The Kolkata team showed true resilience and grit in attending to the change in the flight destination from Gauhati to Kolkata. They had to work with various organisations and with different contracts to obtain clearances from multiple agencies for handling the cargo on the tarmac for the chartered flight. It must be mentioned that the dynamic situations were handled nearly instantaneously.

The team took cognisance of the many imponderables and found solutions, to the satisfaction of the client. However, when such projects are handled, it is very rare that things go in textbook style and this project was no different. With just a day remaining for the aircraft to arrive, it was reported that the foreign national who was to operate the rig out of the aircraft had not been given security clearance. The rig, which was the main cargo apart from about a hundred other items, was a 40-tonne tandem-steered tri-axle snubbing/hydraulic workover unit, a very complicated thing to drive out. Boxco rose to the occasion. A trained Indian operator was provided, the appropriate paperwork completed, meetings arranged with the Canadian operators to confirm the rig controls and with proper approvals, the Indian operator was tasked with doing the needful.

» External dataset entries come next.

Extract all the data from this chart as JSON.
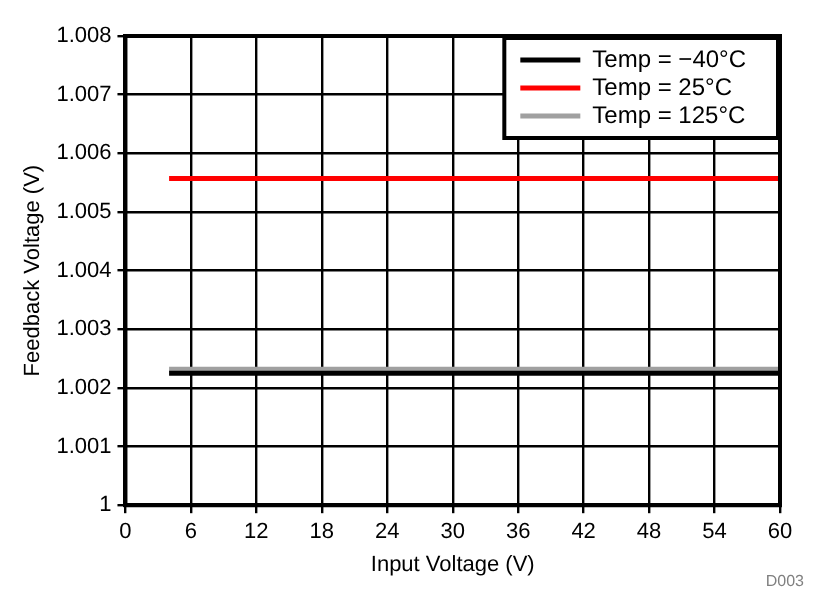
{
  "chart_data": {
    "type": "line",
    "xlabel": "Input Voltage (V)",
    "ylabel": "Feedback Voltage (V)",
    "x": [
      4,
      60
    ],
    "series": [
      {
        "name": "Temp = −40°C",
        "color": "#000000",
        "values": [
          1.00225,
          1.00225
        ]
      },
      {
        "name": "Temp = 25°C",
        "color": "#ff0000",
        "values": [
          1.00557,
          1.00557
        ]
      },
      {
        "name": "Temp = 125°C",
        "color": "#a0a0a0",
        "values": [
          1.00232,
          1.00232
        ]
      }
    ],
    "xlim": [
      0,
      60
    ],
    "xticks": [
      0,
      6,
      12,
      18,
      24,
      30,
      36,
      42,
      48,
      54,
      60
    ],
    "ylim": [
      1,
      1.008
    ],
    "yticks": [
      1,
      1.001,
      1.002,
      1.003,
      1.004,
      1.005,
      1.006,
      1.007,
      1.008
    ],
    "grid": true,
    "legend": "top right",
    "marker": "none",
    "line_style": "solid",
    "annotations": [
      "D003"
    ]
  }
}
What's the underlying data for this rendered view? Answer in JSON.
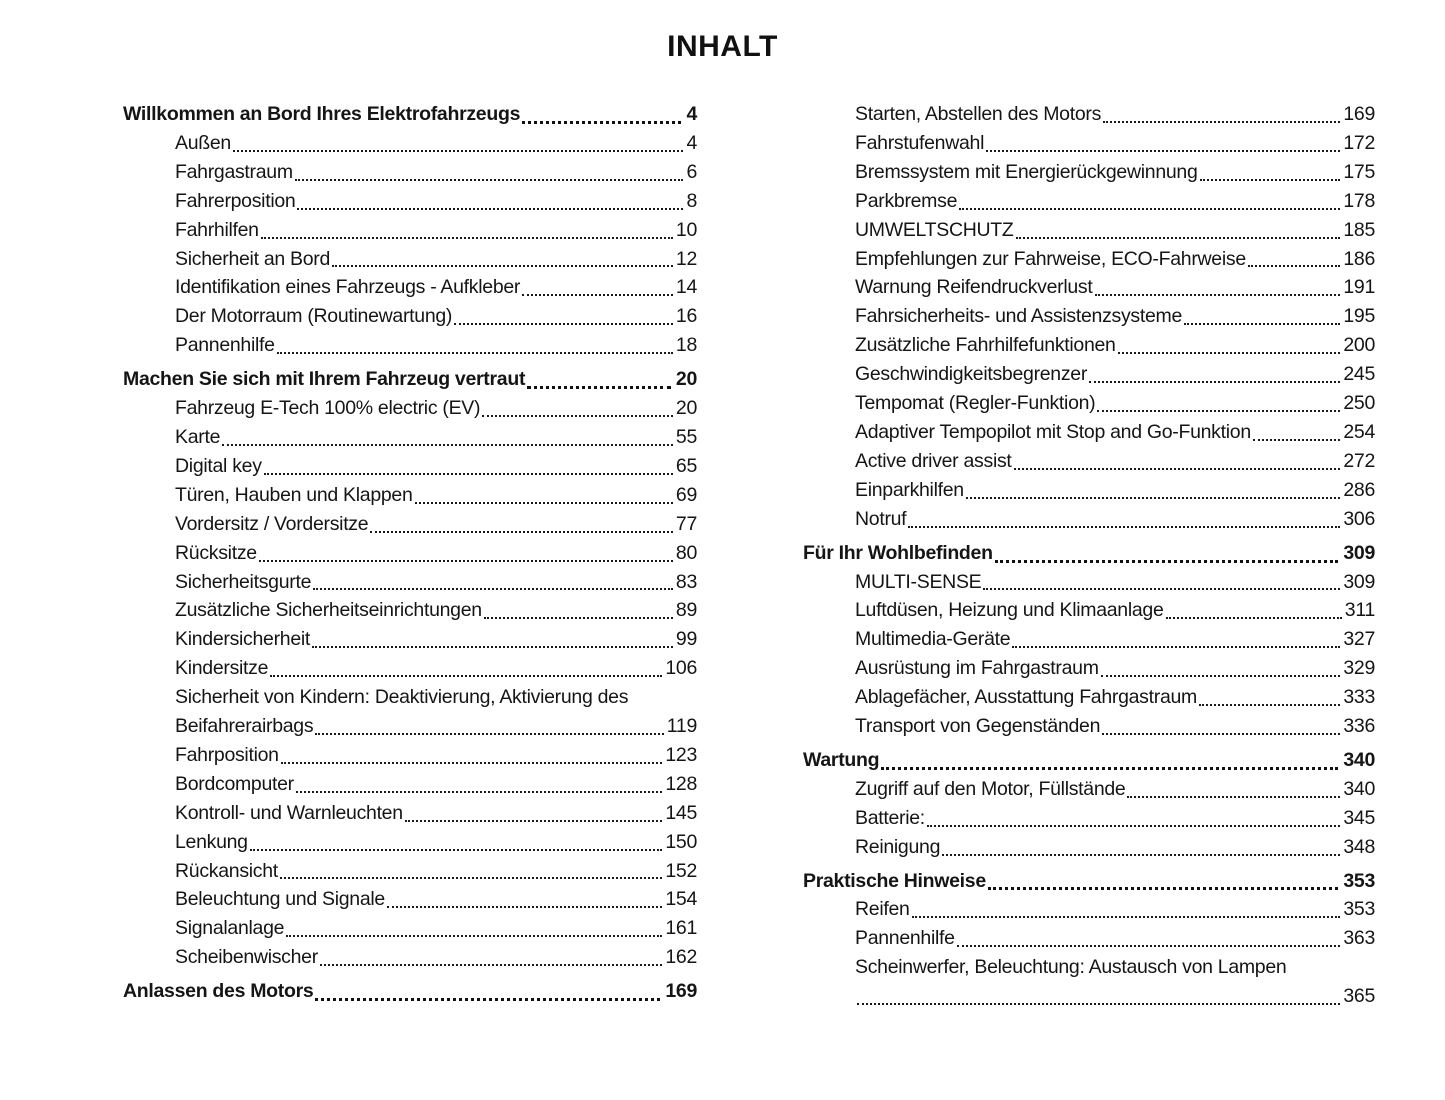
{
  "title": "INHALT",
  "colors": {
    "text": "#151515",
    "background": "#ffffff"
  },
  "columns": {
    "left": [
      {
        "label": "Willkommen an Bord Ihres Elektrofahrzeugs",
        "page": "4",
        "bold": true
      },
      {
        "label": "Außen",
        "page": "4"
      },
      {
        "label": "Fahrgastraum",
        "page": "6"
      },
      {
        "label": "Fahrerposition",
        "page": "8"
      },
      {
        "label": "Fahrhilfen",
        "page": "10"
      },
      {
        "label": "Sicherheit an Bord",
        "page": "12"
      },
      {
        "label": "Identifikation eines Fahrzeugs - Aufkleber",
        "page": "14"
      },
      {
        "label": "Der Motorraum (Routinewartung)",
        "page": "16"
      },
      {
        "label": "Pannenhilfe",
        "page": "18"
      },
      {
        "label": "Machen Sie sich mit Ihrem Fahrzeug vertraut",
        "page": "20",
        "bold": true
      },
      {
        "label": "Fahrzeug E-Tech 100% electric (EV)",
        "page": "20"
      },
      {
        "label": "Karte",
        "page": "55"
      },
      {
        "label": "Digital key",
        "page": "65"
      },
      {
        "label": "Türen, Hauben und Klappen",
        "page": "69"
      },
      {
        "label": "Vordersitz / Vordersitze",
        "page": "77"
      },
      {
        "label": "Rücksitze",
        "page": "80"
      },
      {
        "label": "Sicherheitsgurte",
        "page": "83"
      },
      {
        "label": "Zusätzliche Sicherheitseinrichtungen",
        "page": "89"
      },
      {
        "label": "Kindersicherheit",
        "page": "99"
      },
      {
        "label": "Kindersitze",
        "page": "106"
      },
      {
        "pre": "Sicherheit von Kindern: Deaktivierung, Aktivierung des",
        "label": "Beifahrerairbags",
        "page": "119"
      },
      {
        "label": "Fahrposition",
        "page": "123"
      },
      {
        "label": "Bordcomputer",
        "page": "128"
      },
      {
        "label": "Kontroll- und Warnleuchten",
        "page": "145"
      },
      {
        "label": "Lenkung",
        "page": "150"
      },
      {
        "label": "Rückansicht",
        "page": "152"
      },
      {
        "label": "Beleuchtung und Signale",
        "page": "154"
      },
      {
        "label": "Signalanlage",
        "page": "161"
      },
      {
        "label": "Scheibenwischer",
        "page": "162"
      },
      {
        "label": "Anlassen des Motors",
        "page": "169",
        "bold": true
      }
    ],
    "right": [
      {
        "label": "Starten, Abstellen des Motors",
        "page": "169"
      },
      {
        "label": "Fahrstufenwahl",
        "page": "172"
      },
      {
        "label": "Bremssystem mit Energierückgewinnung",
        "page": "175"
      },
      {
        "label": "Parkbremse",
        "page": "178"
      },
      {
        "label": "UMWELTSCHUTZ",
        "page": "185"
      },
      {
        "label": "Empfehlungen zur Fahrweise, ECO-Fahrweise",
        "page": "186"
      },
      {
        "label": "Warnung Reifendruckverlust",
        "page": "191"
      },
      {
        "label": "Fahrsicherheits- und Assistenzsysteme",
        "page": "195"
      },
      {
        "label": "Zusätzliche Fahrhilfefunktionen",
        "page": "200"
      },
      {
        "label": "Geschwindigkeitsbegrenzer",
        "page": "245"
      },
      {
        "label": "Tempomat (Regler-Funktion)",
        "page": "250"
      },
      {
        "label": "Adaptiver Tempopilot mit Stop and Go-Funktion",
        "page": "254"
      },
      {
        "label": "Active driver assist",
        "page": "272"
      },
      {
        "label": "Einparkhilfen",
        "page": "286"
      },
      {
        "label": "Notruf",
        "page": "306"
      },
      {
        "label": "Für Ihr Wohlbefinden",
        "page": "309",
        "bold": true
      },
      {
        "label": "MULTI-SENSE",
        "page": "309"
      },
      {
        "label": "Luftdüsen, Heizung und Klimaanlage",
        "page": "311"
      },
      {
        "label": "Multimedia-Geräte",
        "page": "327"
      },
      {
        "label": "Ausrüstung im Fahrgastraum",
        "page": "329"
      },
      {
        "label": "Ablagefächer, Ausstattung Fahrgastraum",
        "page": "333"
      },
      {
        "label": "Transport von Gegenständen",
        "page": "336"
      },
      {
        "label": "Wartung",
        "page": "340",
        "bold": true
      },
      {
        "label": "Zugriff auf den Motor, Füllstände",
        "page": "340"
      },
      {
        "label": "Batterie:",
        "page": "345"
      },
      {
        "label": "Reinigung",
        "page": "348"
      },
      {
        "label": "Praktische Hinweise",
        "page": "353",
        "bold": true
      },
      {
        "label": "Reifen",
        "page": "353"
      },
      {
        "label": "Pannenhilfe",
        "page": "363"
      },
      {
        "label": "Scheinwerfer, Beleuchtung: Austausch von Lampen",
        "page": "365",
        "wrap": true
      }
    ]
  }
}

The aircraft arrived at 0130 hours. By 0430 hours, all the cargo and the rig were safely discharged and stacked under the supervision and control of Boxco’s team, who worked in tandem with the An-124’s crew and the ground handlers. Boxco’s team completed the task as well as would be expected from the most seasoned handlers in the trade. It must be said that the entire team was focused the whole night due to the adrenalin-fueled tension resulting from the various challenges. The operation at a busy major airport involved backing the critical rig safely out from the intimidating interior of the An-124 and onto the cargo tarmac, which the specialist handlers flown in from Canada monitored remotely, and looking after the pieces of loose equipment.

Once the customs clearance was completed within the airport complex, the complete cargo including the rig was driven out by Boxco’s operators. Everything was then stacked onto vehicles and driven from Kolkata to the site by transporters appointed by OIL.

The Indian and foreign experts killed the disastrous well 173 days after it had suffered a blowout, which ejected natural gas and associated compounds uncontrollably from a depth of 3.7 km. The well was killed 12 days after the 60-tonne snubbing unit, flown in from Calgary, Canada, reached the site on 4th November 2020.

As we go to press, the abandonment of the well is now complete and arrangements are being made to transport the equipment back to Calgary, either by sea or air, and Boxco Logistics has been requested to provide customs clearance and allied services at Kolkata.

This was yet another unique project for J M BAXI GROUP and two of the group’s companies. Team members in Mumbai and Kolkata had to interact with freight forwarders in Singapore and technical teams in Calgary.

This was a truly multi-national project of national importance. It was completed successfully and carefully by a professional team.